I don't really have a security blanket... unless you count Mr. Pointy.

Buffy ,'Lessons'


Spike's Bitches 34: They're All Slime and Antlers  

[NAFDA] Spike-centric discussion. Lusty, lewd (only occasionally crude), risque (and frisque), bawdy (Oh, lawdy!), flirty ('cuz we're purty), raunchy talk inside. Caveat lector.


sj - Mar 07, 2007 4:28:57 pm PST #9392 of 10001
"There are few hours in life more agreeable than the hour dedicated to the ceremony known as afternoon tea."

Yay for a lower temp for S! I hope you are both all better soon.


-t - Mar 07, 2007 4:36:33 pm PST #9393 of 10001
I am a woman of various inclinations and only some of the time are they to burn everything down in frustration

here's hoping she's through the worst of it.

I'll drink to that!


Sean K - Mar 07, 2007 5:06:16 pm PST #9394 of 10001
You can't leave me to my own devices; my devices are Nap and Eat. -Zenkitty

I think we both have actual frigging flu. This is potentially dangerous for S, but so far she's doing okay. FLU!

I was telling S all day yesterday that I thought I had bubonic bird flu death SARS, as that's how bad I felt.


beth b - Mar 07, 2007 5:26:40 pm PST #9395 of 10001
oh joy! Oh Rapture ! I have a brain!

sanity ma~~ to ND.

and let's ask for some for Matt. New job is not living up to promises, and old job... let's just say I can't make a clear cut decsion.


Sean K - Mar 07, 2007 5:48:43 pm PST #9396 of 10001
You can't leave me to my own devices; my devices are Nap and Eat. -Zenkitty

New job is not living up to promises,

Oh no. Dammit. That's very very uncool. Jobs need to start being better to Matt very very very soon.


DavidS - Mar 07, 2007 5:58:29 pm PST #9397 of 10001
"Look, son, if it's good enough for Shirley Bassey, it's good enough for you."

Hello. I am not dead. REPEAT: NOT. DEAD.

Excellent news, Erin! I totally prefer you alive.

let's just say I can't make a clear cut decsion.

I can! I'm going to beat him up with a piece of Hot Wheels track if he goes back to the old job.

More importantly, he'll lose his right to complain forever and ever.


Strix - Mar 07, 2007 6:04:02 pm PST #9398 of 10001
A dress should be tight enough to show you're a woman but loose enough to flee from zombies. — Ginger

Damn. My post about my student totally got ate.
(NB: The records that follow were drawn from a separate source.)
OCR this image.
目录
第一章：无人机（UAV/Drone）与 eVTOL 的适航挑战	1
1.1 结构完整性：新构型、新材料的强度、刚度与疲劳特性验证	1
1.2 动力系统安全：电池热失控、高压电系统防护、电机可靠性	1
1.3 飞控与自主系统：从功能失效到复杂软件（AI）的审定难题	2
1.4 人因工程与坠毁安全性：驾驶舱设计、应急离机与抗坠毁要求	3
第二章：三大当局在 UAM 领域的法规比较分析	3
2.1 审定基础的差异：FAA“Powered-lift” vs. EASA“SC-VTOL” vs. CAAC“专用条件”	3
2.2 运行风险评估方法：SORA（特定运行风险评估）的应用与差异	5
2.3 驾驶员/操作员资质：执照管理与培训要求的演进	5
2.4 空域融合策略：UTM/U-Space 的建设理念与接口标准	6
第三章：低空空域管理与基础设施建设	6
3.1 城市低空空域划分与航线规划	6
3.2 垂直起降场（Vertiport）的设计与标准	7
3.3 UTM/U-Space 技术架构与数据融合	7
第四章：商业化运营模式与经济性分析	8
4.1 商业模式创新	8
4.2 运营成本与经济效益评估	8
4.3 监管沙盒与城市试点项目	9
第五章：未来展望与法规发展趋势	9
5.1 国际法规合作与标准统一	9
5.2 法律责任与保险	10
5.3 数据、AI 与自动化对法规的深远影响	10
I am alive, and although sleepless and cranky, likely to be so tomorrow.

But I gotta type it again: my students in my last hour, given the order to use all of the vocab words from the last chapter in aa story-in-the-round came up with a paean to one of my more outspoken girl's crampy girly-bits. (Mixed gender effort, here)

What I remember best is "Her pituitary-driven quarrelling uterus exploded from the impetus of her muscadine-sized ovaries, which were the texture of eggshell pecans."

I am equal parts proud and horrified. I am obviously a Very Bad Role Model.


Aims - Mar 07, 2007 6:05:51 pm PST #9399 of 10001
Shit's all sorts of different now.

Good Lords, Erin.

Good thing you didn't put "man" or "root" on that list.


Strix - Mar 07, 2007 6:14:18 pm PST #9400 of 10001
A dress should be tight enough to show you're a woman but loose enough to flee from zombies. — Ginger

Uterus and ovaries were their own add-on's.

The list included: pituitary, exploded, impetus, muscadines, eggshell pecans.

V. was complaining about her "crampy uterus." One of my senior boys got up and drew a uterus (uterus, not hoo-ha; he's taking Anatomy) on the board, I redirected to the vocab exercise, and...well.


beth b - Mar 07, 2007 6:16:27 pm PST #9401 of 10001
oh joy! Oh Rapture ! I have a brain!

Understood David. and really, he does too.

and I made rules if he decides to go back .

But honestly, the new job has some major craziness.

But then again , I think the entire IT world needs to wake up and smell the coffee. Haveing an expert do their job , is worth dollars, and actual hours spent doing the job shouldn't matter.